Vsevobuch (Russian: всевобуч, IPA: [fsʲɪˈvobʊtɕ]), a portmanteau for "Universal Military Training" (Russian: всеобщее военное обучение, romanized: vseobshcheye voyennoye obucheniye), was a system of compulsory military training for men practiced in the Russian SFSR governed by the Chief Administration of Universal Military Training of the People's Commissariat of Military Affairs.
The first vsevobuch was urged by the 7th Congress of the Bolshevik Party. It took place de jure in March 1918 to fight the remnants of opposition to Soviet rule. Initially Vsevobuch engaged mainly the workers; from that summer, it also took poor peasants.[1] Ippolit Sokolov's Sistema trudovoi gimnastiki was published in 1922. The whole process was canceled in 1923.

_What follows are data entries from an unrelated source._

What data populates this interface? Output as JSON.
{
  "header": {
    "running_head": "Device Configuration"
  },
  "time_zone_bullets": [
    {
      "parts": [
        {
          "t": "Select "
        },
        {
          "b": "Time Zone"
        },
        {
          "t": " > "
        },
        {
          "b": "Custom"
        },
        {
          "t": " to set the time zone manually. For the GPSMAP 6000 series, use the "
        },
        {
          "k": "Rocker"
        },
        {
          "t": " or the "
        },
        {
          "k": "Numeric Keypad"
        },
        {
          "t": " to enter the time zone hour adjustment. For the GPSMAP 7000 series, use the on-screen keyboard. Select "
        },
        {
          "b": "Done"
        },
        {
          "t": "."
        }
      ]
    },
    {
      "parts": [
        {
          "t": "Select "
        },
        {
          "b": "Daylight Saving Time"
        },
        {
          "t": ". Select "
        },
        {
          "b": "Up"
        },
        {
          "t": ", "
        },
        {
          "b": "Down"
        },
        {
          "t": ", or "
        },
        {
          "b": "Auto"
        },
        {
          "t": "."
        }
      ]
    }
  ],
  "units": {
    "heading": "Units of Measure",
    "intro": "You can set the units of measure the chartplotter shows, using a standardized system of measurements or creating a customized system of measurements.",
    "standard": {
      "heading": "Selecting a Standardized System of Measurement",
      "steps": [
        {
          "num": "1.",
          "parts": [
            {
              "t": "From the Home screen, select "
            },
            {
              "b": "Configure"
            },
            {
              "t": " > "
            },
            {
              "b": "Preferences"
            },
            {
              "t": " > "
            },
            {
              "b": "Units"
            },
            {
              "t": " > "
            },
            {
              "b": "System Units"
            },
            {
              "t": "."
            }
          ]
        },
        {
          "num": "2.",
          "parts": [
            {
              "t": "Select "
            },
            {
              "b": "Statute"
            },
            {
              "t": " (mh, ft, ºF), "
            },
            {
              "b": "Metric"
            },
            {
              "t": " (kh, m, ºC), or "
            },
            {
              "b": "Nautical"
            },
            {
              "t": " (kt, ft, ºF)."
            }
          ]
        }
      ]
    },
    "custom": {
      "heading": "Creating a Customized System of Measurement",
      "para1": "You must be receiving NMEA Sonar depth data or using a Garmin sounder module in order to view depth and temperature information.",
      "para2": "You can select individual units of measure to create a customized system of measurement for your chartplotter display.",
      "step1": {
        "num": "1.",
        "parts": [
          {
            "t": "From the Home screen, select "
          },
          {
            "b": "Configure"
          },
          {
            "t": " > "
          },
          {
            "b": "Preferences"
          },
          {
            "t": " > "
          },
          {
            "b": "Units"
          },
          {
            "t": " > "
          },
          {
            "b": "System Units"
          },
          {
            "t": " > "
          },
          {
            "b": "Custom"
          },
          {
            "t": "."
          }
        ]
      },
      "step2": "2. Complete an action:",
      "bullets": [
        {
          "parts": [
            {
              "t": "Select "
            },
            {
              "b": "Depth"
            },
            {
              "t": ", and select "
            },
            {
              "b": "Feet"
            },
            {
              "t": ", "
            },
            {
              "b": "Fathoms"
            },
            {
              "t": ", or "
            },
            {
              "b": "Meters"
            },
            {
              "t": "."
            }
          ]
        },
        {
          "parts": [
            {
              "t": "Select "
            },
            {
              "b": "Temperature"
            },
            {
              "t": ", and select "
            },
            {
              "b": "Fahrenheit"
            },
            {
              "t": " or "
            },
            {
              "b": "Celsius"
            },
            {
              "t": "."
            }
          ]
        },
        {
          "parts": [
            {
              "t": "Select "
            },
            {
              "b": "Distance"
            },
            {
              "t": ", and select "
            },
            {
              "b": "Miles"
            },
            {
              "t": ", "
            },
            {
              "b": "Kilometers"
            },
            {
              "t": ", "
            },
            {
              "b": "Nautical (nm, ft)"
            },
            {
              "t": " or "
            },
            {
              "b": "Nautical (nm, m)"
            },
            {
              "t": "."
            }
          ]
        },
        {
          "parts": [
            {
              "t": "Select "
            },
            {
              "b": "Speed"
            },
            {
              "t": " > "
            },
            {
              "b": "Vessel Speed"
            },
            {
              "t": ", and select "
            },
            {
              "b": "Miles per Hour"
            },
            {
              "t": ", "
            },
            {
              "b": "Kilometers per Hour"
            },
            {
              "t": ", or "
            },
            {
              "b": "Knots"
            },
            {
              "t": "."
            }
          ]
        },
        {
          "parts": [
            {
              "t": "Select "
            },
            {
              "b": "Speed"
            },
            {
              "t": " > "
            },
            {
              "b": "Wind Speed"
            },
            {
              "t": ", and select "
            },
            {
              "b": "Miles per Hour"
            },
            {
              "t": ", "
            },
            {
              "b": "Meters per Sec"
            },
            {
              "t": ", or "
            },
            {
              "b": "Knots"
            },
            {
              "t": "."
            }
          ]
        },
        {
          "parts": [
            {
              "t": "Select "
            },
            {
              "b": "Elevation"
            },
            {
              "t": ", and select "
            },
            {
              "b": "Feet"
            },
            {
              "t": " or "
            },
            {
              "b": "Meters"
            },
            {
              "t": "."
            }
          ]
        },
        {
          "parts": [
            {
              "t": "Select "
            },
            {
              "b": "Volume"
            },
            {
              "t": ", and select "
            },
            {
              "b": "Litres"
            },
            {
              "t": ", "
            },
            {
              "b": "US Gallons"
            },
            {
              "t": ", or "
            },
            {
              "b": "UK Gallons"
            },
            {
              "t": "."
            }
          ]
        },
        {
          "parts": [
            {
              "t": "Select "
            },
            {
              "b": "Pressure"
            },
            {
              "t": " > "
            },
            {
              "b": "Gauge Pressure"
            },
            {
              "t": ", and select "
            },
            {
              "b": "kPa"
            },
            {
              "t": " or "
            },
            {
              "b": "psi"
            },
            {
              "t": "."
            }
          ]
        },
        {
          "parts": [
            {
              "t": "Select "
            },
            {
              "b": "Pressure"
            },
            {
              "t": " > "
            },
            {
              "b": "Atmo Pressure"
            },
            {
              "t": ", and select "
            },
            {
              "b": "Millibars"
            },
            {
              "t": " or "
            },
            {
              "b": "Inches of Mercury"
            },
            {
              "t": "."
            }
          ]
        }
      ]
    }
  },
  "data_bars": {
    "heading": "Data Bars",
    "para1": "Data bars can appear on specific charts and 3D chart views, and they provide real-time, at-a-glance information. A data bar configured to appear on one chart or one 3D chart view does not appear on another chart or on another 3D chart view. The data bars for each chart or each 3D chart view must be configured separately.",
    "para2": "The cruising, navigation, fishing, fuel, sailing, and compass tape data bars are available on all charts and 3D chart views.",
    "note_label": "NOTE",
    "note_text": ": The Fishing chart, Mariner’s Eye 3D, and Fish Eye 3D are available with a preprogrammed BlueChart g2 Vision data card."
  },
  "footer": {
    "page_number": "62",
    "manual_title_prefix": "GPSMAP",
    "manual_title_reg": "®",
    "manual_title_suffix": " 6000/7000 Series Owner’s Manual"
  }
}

Shortly after the opening of the Eastern Front of World War II a decree of the State Defense Committee was issued on September 17, 1941. Named "On Universal Compulsory Military Training of the Citizens of the USSR", it came into force on October 1 of the same year and concerned males between 16 and 50 years old. The document proclaimed that military training should be provided without isolation from civilian work. The Central Department of Vsevobuch was formed within the People's Commissariat of Defense.
It is estimated that the total number who passed through Vsevobuch in 1941–45 was 9,862,000 men.[2]
A 4,550 m (14,930 ft) mountain in Trans-Ili Alatau was named after Vsevobuch.[3]